Wilds: I had an amazing conversation with David Simon one time about this. I asked him that question, just thinking like: "Why don't you?" Especially with our Americanized minds, we just think, "Oh, we need to keep going! This was good! We need to keep it going!" But David said, "I feel like franchising something like this, that's the downfall of our society, nowadays." People try to get more money out of something when honestly, The Wire is a book. It's literature. You finish a book, you put it down, and you read it again. You get the same characters, you get the same story, and you get the same emotions, but it's just that book, so wherever your mind goes from there, whatever you think about what happens there, that's up to your interpretation.
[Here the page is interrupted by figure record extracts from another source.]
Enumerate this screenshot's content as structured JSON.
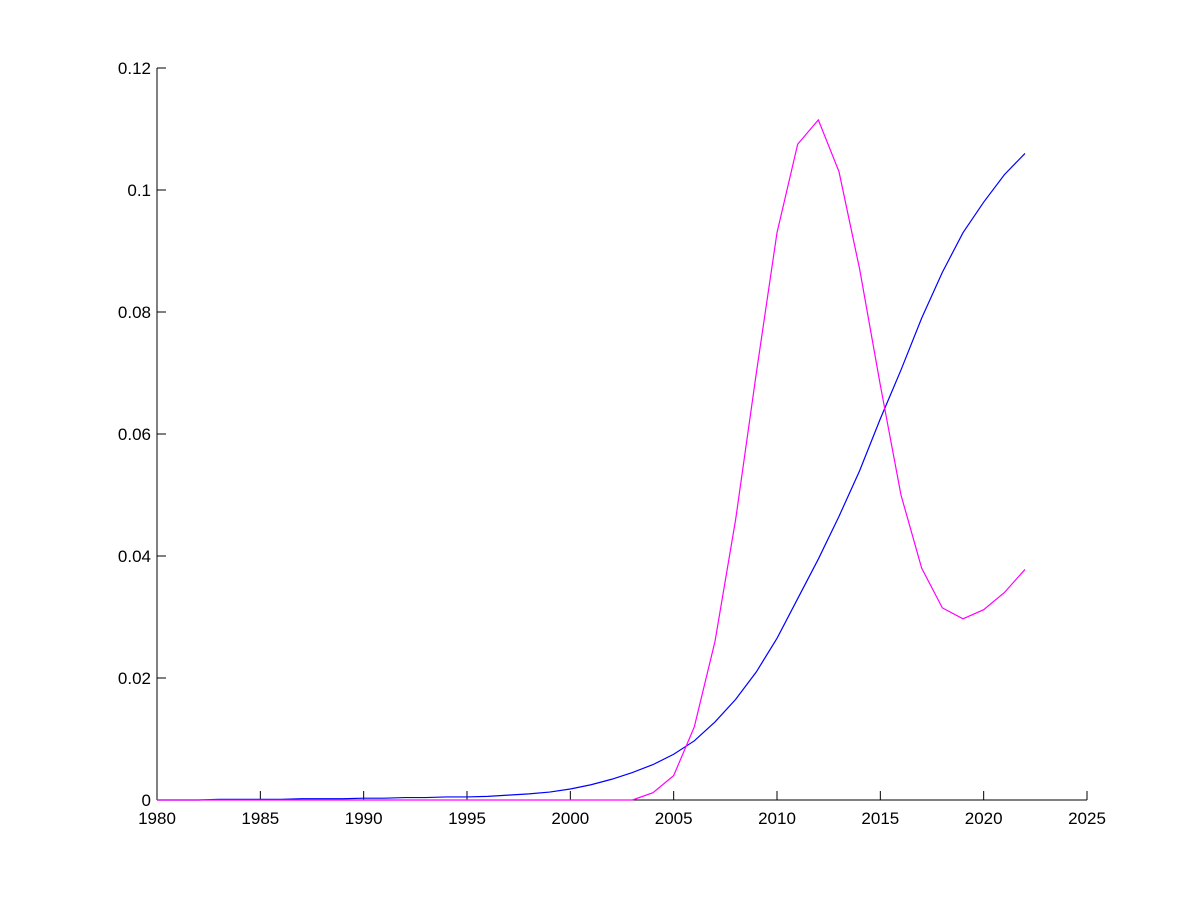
{
  "chart_data": {
    "type": "line",
    "x": [
      1980,
      1981,
      1982,
      1983,
      1984,
      1985,
      1986,
      1987,
      1988,
      1989,
      1990,
      1991,
      1992,
      1993,
      1994,
      1995,
      1996,
      1997,
      1998,
      1999,
      2000,
      2001,
      2002,
      2003,
      2004,
      2005,
      2006,
      2007,
      2008,
      2009,
      2010,
      2011,
      2012,
      2013,
      2014,
      2015,
      2016,
      2017,
      2018,
      2019,
      2020,
      2021,
      2022
    ],
    "series": [
      {
        "color": "#0000ff",
        "values": [
          0,
          0,
          0,
          0.0001,
          0.0001,
          0.0001,
          0.0001,
          0.0002,
          0.0002,
          0.0002,
          0.0003,
          0.0003,
          0.0004,
          0.0004,
          0.0005,
          0.0005,
          0.0006,
          0.0008,
          0.001,
          0.0013,
          0.0018,
          0.0025,
          0.0034,
          0.0045,
          0.0058,
          0.0075,
          0.0097,
          0.0128,
          0.0165,
          0.021,
          0.0265,
          0.033,
          0.0395,
          0.0465,
          0.054,
          0.0625,
          0.0705,
          0.079,
          0.0865,
          0.093,
          0.098,
          0.1025,
          0.106
        ]
      },
      {
        "color": "#ff00ff",
        "values": [
          0,
          0,
          0,
          0,
          0,
          0,
          0,
          0,
          0,
          0,
          0,
          0,
          0,
          0,
          0,
          0,
          0,
          0,
          0,
          0,
          0,
          0,
          0,
          0,
          0.0012,
          0.004,
          0.012,
          0.026,
          0.046,
          0.07,
          0.093,
          0.1075,
          0.1115,
          0.103,
          0.087,
          0.068,
          0.05,
          0.038,
          0.0315,
          0.0297,
          0.0312,
          0.034,
          0.0378
        ]
      }
    ],
    "xlim": [
      1980,
      2025
    ],
    "xticks": [
      1980,
      1985,
      1990,
      1995,
      2000,
      2005,
      2010,
      2015,
      2020,
      2025
    ],
    "ylim": [
      0,
      0.12
    ],
    "yticks": [
      0,
      0.02,
      0.04,
      0.06,
      0.08,
      0.1,
      0.12
    ]
  }
}
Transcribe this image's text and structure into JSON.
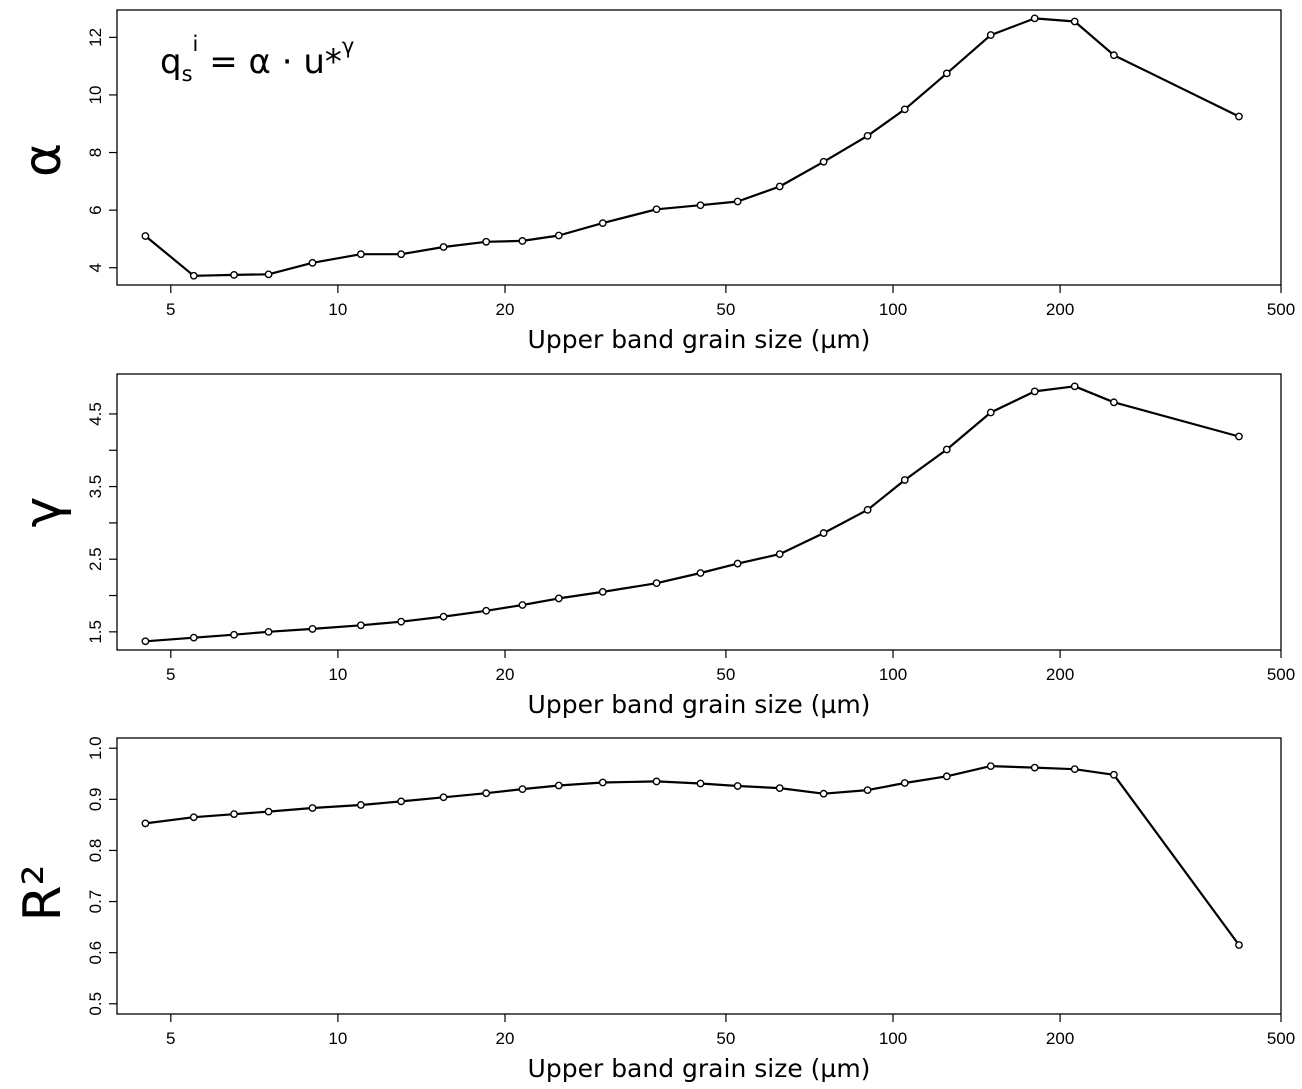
{
  "chart_data": [
    {
      "type": "line",
      "id": "alpha",
      "ylabel": "α",
      "xlabel": "Upper band grain size (µm)",
      "x_scale": "log",
      "xlim": [
        4.0,
        500
      ],
      "x_ticks": [
        5,
        10,
        20,
        50,
        100,
        200,
        500
      ],
      "x_tick_labels": [
        "5",
        "10",
        "20",
        "50",
        "100",
        "200",
        "500"
      ],
      "ylim": [
        3.4,
        12.95
      ],
      "y_ticks": [
        4,
        6,
        8,
        10,
        12
      ],
      "y_tick_labels": [
        "4",
        "6",
        "8",
        "10",
        "12"
      ],
      "annotation": {
        "base": "q",
        "sub": "s",
        "sup": "i",
        "mid": " = α · u*",
        "exp": "γ"
      },
      "series": [
        {
          "x": [
            4.5,
            5.5,
            6.5,
            7.5,
            9.0,
            11.0,
            13.0,
            15.5,
            18.5,
            21.5,
            25.0,
            30.0,
            37.5,
            45.0,
            52.5,
            62.5,
            75.0,
            90.0,
            105.0,
            125.0,
            150.0,
            180.0,
            212.5,
            250.0,
            420.0
          ],
          "y": [
            5.1,
            3.72,
            3.75,
            3.77,
            4.17,
            4.47,
            4.47,
            4.72,
            4.9,
            4.93,
            5.12,
            5.55,
            6.03,
            6.17,
            6.3,
            6.82,
            7.68,
            8.58,
            9.5,
            10.75,
            12.08,
            12.66,
            12.55,
            11.38,
            9.25
          ]
        }
      ]
    },
    {
      "type": "line",
      "id": "gamma",
      "ylabel": "γ",
      "xlabel": "Upper band grain size (µm)",
      "x_scale": "log",
      "xlim": [
        4.0,
        500
      ],
      "x_ticks": [
        5,
        10,
        20,
        50,
        100,
        200,
        500
      ],
      "x_tick_labels": [
        "5",
        "10",
        "20",
        "50",
        "100",
        "200",
        "500"
      ],
      "ylim": [
        1.25,
        5.05
      ],
      "y_ticks": [
        1.5,
        2.0,
        2.5,
        3.0,
        3.5,
        4.0,
        4.5
      ],
      "y_tick_labels": [
        "1.5",
        "",
        "2.5",
        "",
        "3.5",
        "",
        "4.5"
      ],
      "series": [
        {
          "x": [
            4.5,
            5.5,
            6.5,
            7.5,
            9.0,
            11.0,
            13.0,
            15.5,
            18.5,
            21.5,
            25.0,
            30.0,
            37.5,
            45.0,
            52.5,
            62.5,
            75.0,
            90.0,
            105.0,
            125.0,
            150.0,
            180.0,
            212.5,
            250.0,
            420.0
          ],
          "y": [
            1.37,
            1.42,
            1.46,
            1.5,
            1.54,
            1.59,
            1.64,
            1.71,
            1.79,
            1.87,
            1.96,
            2.05,
            2.17,
            2.31,
            2.44,
            2.57,
            2.86,
            3.18,
            3.59,
            4.01,
            4.52,
            4.81,
            4.88,
            4.66,
            4.19
          ]
        }
      ]
    },
    {
      "type": "line",
      "id": "r2",
      "ylabel": "R²",
      "xlabel": "Upper band grain size (µm)",
      "x_scale": "log",
      "xlim": [
        4.0,
        500
      ],
      "x_ticks": [
        5,
        10,
        20,
        50,
        100,
        200,
        500
      ],
      "x_tick_labels": [
        "5",
        "10",
        "20",
        "50",
        "100",
        "200",
        "500"
      ],
      "ylim": [
        0.48,
        1.02
      ],
      "y_ticks": [
        0.5,
        0.6,
        0.7,
        0.8,
        0.9,
        1.0
      ],
      "y_tick_labels": [
        "0.5",
        "0.6",
        "0.7",
        "0.8",
        "0.9",
        "1.0"
      ],
      "series": [
        {
          "x": [
            4.5,
            5.5,
            6.5,
            7.5,
            9.0,
            11.0,
            13.0,
            15.5,
            18.5,
            21.5,
            25.0,
            30.0,
            37.5,
            45.0,
            52.5,
            62.5,
            75.0,
            90.0,
            105.0,
            125.0,
            150.0,
            180.0,
            212.5,
            250.0,
            420.0
          ],
          "y": [
            0.853,
            0.865,
            0.871,
            0.876,
            0.883,
            0.889,
            0.896,
            0.904,
            0.912,
            0.92,
            0.927,
            0.933,
            0.935,
            0.931,
            0.926,
            0.922,
            0.911,
            0.918,
            0.932,
            0.945,
            0.965,
            0.962,
            0.959,
            0.948,
            0.615
          ]
        }
      ]
    }
  ]
}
But it keeps you thinking.
Royo: It's so strange and wonderful to know that people, even now, after the show's been off for, what, six years now or something like that, still come up to me and say, "I just started watching," or "I'm about to watch the first season," or "I watched the series five or six times already." I mean, David Simon is a genius, but I don't think any kind of reunion can live up to people's imaginations on what they hope or what they think is happening with these characters now. I think David always wanted to leave it up to the imagination; not even try to compete with people's imaginations. I think it's best that people run with the ideas they have, instead of trying to show them what we feel the characters ought to be doing.
Crawford: For a while, I really thought we should pick the baton back up. It wasn't until earlier this year, when David Simon and some of my castmates were in New York [for the PaleyFest NY panel] and David was like, no, there's no Season 6, there will never be a Season 6. I respect that so much, because oftentimes in television, series can go beyond the story. And when the story is finished, let that story be finished, and just enjoy and marvel… each episode is 58 minutes and there are five seasons of i … enjoy it.